For flow mode, validate can express requirements such as:

accepted input schema shapes
required results.* reference validity
required module/code/input characteristics

For flow mode, an initial fixture can also include a benchmark workspace catalog of existing scripts and flows.
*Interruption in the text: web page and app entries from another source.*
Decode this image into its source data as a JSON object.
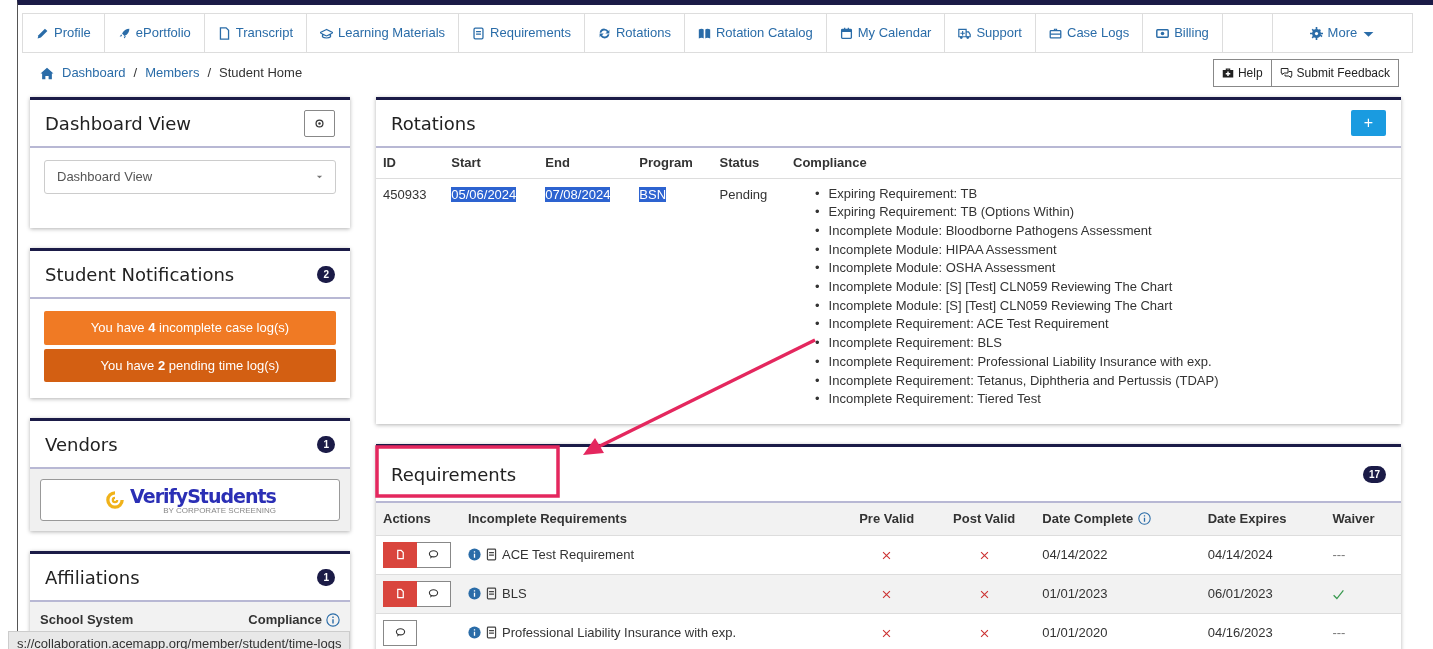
{
  "nav": {
    "items": [
      {
        "label": "Profile"
      },
      {
        "label": "ePortfolio"
      },
      {
        "label": "Transcript"
      },
      {
        "label": "Learning Materials"
      },
      {
        "label": "Requirements"
      },
      {
        "label": "Rotations"
      },
      {
        "label": "Rotation Catalog"
      },
      {
        "label": "My Calendar"
      },
      {
        "label": "Support"
      },
      {
        "label": "Case Logs"
      },
      {
        "label": "Billing"
      }
    ],
    "more": {
      "label": "More"
    }
  },
  "breadcrumb": [
    {
      "label": "Dashboard",
      "current": false
    },
    {
      "separator": "/",
      "label": "Members",
      "current": false
    },
    {
      "separator": "/",
      "label": "Student Home",
      "current": true
    }
  ],
  "header_buttons": [
    {
      "label": "Help"
    },
    {
      "label": "Submit Feedback"
    }
  ],
  "dashboard_view": {
    "title": "Dashboard View",
    "select_value": "Dashboard View"
  },
  "notifications": {
    "title": "Student Notifications",
    "count": "2",
    "items": [
      {
        "text": "You have **4** incomplete case log(s)",
        "color": "#f07a24"
      },
      {
        "text": "You have **2** pending time log(s)",
        "color": "#d35f12"
      }
    ]
  },
  "vendors": {
    "title": "Vendors",
    "count": "1",
    "logo_text": "VerifyStudents",
    "logo_subtext": "BY CORPORATE SCREENING"
  },
  "affiliations": {
    "title": "Affiliations",
    "count": "1",
    "columns": [
      "School System",
      "Compliance"
    ]
  },
  "rotations": {
    "title": "Rotations",
    "add_label": "+",
    "columns": [
      "ID",
      "Start",
      "End",
      "Program",
      "Status",
      "Compliance"
    ],
    "rows": [
      {
        "cells": [
          {
            "text": "450933",
            "highlighted": false
          },
          {
            "text": "05/06/2024",
            "highlighted": true
          },
          {
            "text": "07/08/2024",
            "highlighted": true
          },
          {
            "text": "BSN",
            "highlighted": true
          },
          {
            "text": "Pending",
            "highlighted": false
          }
        ],
        "compliance": [
          {
            "bullet": "•",
            "text": "Expiring Requirement: TB"
          },
          {
            "bullet": "•",
            "text": "Expiring Requirement: TB (Options Within)"
          },
          {
            "bullet": "•",
            "text": "Incomplete Module: Bloodborne Pathogens Assessment"
          },
          {
            "bullet": "•",
            "text": "Incomplete Module: HIPAA Assessment"
          },
          {
            "bullet": "•",
            "text": "Incomplete Module: OSHA Assessment"
          },
          {
            "bullet": "•",
            "text": "Incomplete Module: [S] [Test] CLN059 Reviewing The Chart"
          },
          {
            "bullet": "•",
            "text": "Incomplete Module: [S] [Test] CLN059 Reviewing The Chart"
          },
          {
            "bullet": "•",
            "text": "Incomplete Requirement: ACE Test Requirement"
          },
          {
            "bullet": "•",
            "text": "Incomplete Requirement: BLS"
          },
          {
            "bullet": "•",
            "text": "Incomplete Requirement: Professional Liability Insurance with exp."
          },
          {
            "bullet": "•",
            "text": "Incomplete Requirement: Tetanus, Diphtheria and Pertussis (TDAP)"
          },
          {
            "bullet": "•",
            "text": "Incomplete Requirement: Tiered Test"
          }
        ]
      }
    ]
  },
  "requirements": {
    "title": "Requirements",
    "count": "17",
    "columns": [
      "Actions",
      "Incomplete Requirements",
      "Pre Valid",
      "Post Valid",
      "Date Complete",
      "Date Expires",
      "Waiver"
    ],
    "rows": [
      {
        "has_document": true,
        "name": "ACE Test Requirement",
        "pre_valid": false,
        "post_valid": false,
        "date_complete": "04/14/2022",
        "date_expires": "04/14/2024",
        "waived": false,
        "waiver": "---"
      },
      {
        "has_document": true,
        "name": "BLS",
        "pre_valid": false,
        "post_valid": false,
        "date_complete": "01/01/2023",
        "date_expires": "06/01/2023",
        "waived": true
      },
      {
        "has_document": false,
        "name": "Professional Liability Insurance with exp.",
        "pre_valid": false,
        "post_valid": false,
        "date_complete": "01/01/2020",
        "date_expires": "04/16/2023",
        "waived": false,
        "waiver": "---"
      }
    ]
  },
  "status_bar": {
    "url": "s://collaboration.acemapp.org/member/student/time-logs"
  }
}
That lets the real search_workspace and get_runnable_details tools discover reusable workspace runnables during evals.

If --backend-validation preview is enabled:

script evals run a real backend script preview in an isolated temp workspace
flow evals run a real backend flow preview only for cases that define runtime.backendPreview
flow cases with initial.workspace fixtures seed those scripts and flows into the preview workspace before preview
when WMILL_AI_EVAL_BACKEND_WORKSPACE is set, ai_evals treats that workspace as a dedicated test workspace, clears managed eval assets under f/evals/* before each preview run, and then reseeds the current case fixtures

Supported backend validation env vars:

WMILL_AI_EVAL_BACKEND_VALIDATION=preview
WMILL_AI_EVAL_BACKEND_URL=http://127.0.0.1:8000
WMILL_AI_EVAL_BACKEND_EMAIL=admin@windmill.dev
WMILL_AI_EVAL_BACKEND_PASSWORD=changeme
WMILL_AI_EVAL_BACKEND_WORKSPACE=integration-tests to reuse an existing workspace on CE installs with low workspace limits
WMILL_AI_EVAL_KEEP_WORKSPACES=1
WMILL_AI_EVAL_WORKSPACE_PREFIX=ai-evals

Results And Artifacts

Every run writes:

a summary JSON under ai_evals/results/
generated artifacts in a sibling directory

If --record is used, the CLI also appends one compact JSON line to:

ai_evals/history/flow.jsonl
ai_evals/history/script.jsonl
ai_evals/history/app.jsonl
ai_evals/history/cli.jsonl

Each recorded line contains:

run metadata (createdAt, gitSha, mode, runModel, judgeModel)
suite totals (caseCount, attemptCount, passedAttempts, passRate, averageDurationMs, averageJudgeScore)
average token usage (averageTokenUsagePerAttempt)
per-case metrics under cases[] (averageDurationMs, averageJudgeScore, averageTokenUsagePerAttempt, pass rate)
failedCaseIds

Example:

summary: ai_evals/results/2026-04-09T09-40-33.051Z__flow.json
artifacts: ai_evals/results/2026-04-09T09-40-33.051Z__flow/

Typical artifacts by mode:

flow: flow.json
script: script.json plus the generated script file
app: app.json plus frontend/backend files
cli: assistant-output.txt plus generated workspace files
backend-validated attempts also include backend-preview.json

Layout

cases/: one YAML file per mode
fixtures/: initial and expected fixtures
core/: shared loading, model resolution, validation, judging, and result writing
modes/: one runner per mode
history/: optional tracked pass-rate history written by run --record, one JSONL file per mode
results/: local benchmark output and artifacts

Notes

Frontend modes reuse the production frontend chat code through the Vitest bridge.
CLI mode creates an isolated workspace, writes the current checkout guidance into it, and benchmarks the real skills / AGENTS.md flow.
Frontend progress streams live while the benchmark is running.
Deterministic validators should stay focused on real correctness constraints, not one exact implementation shape.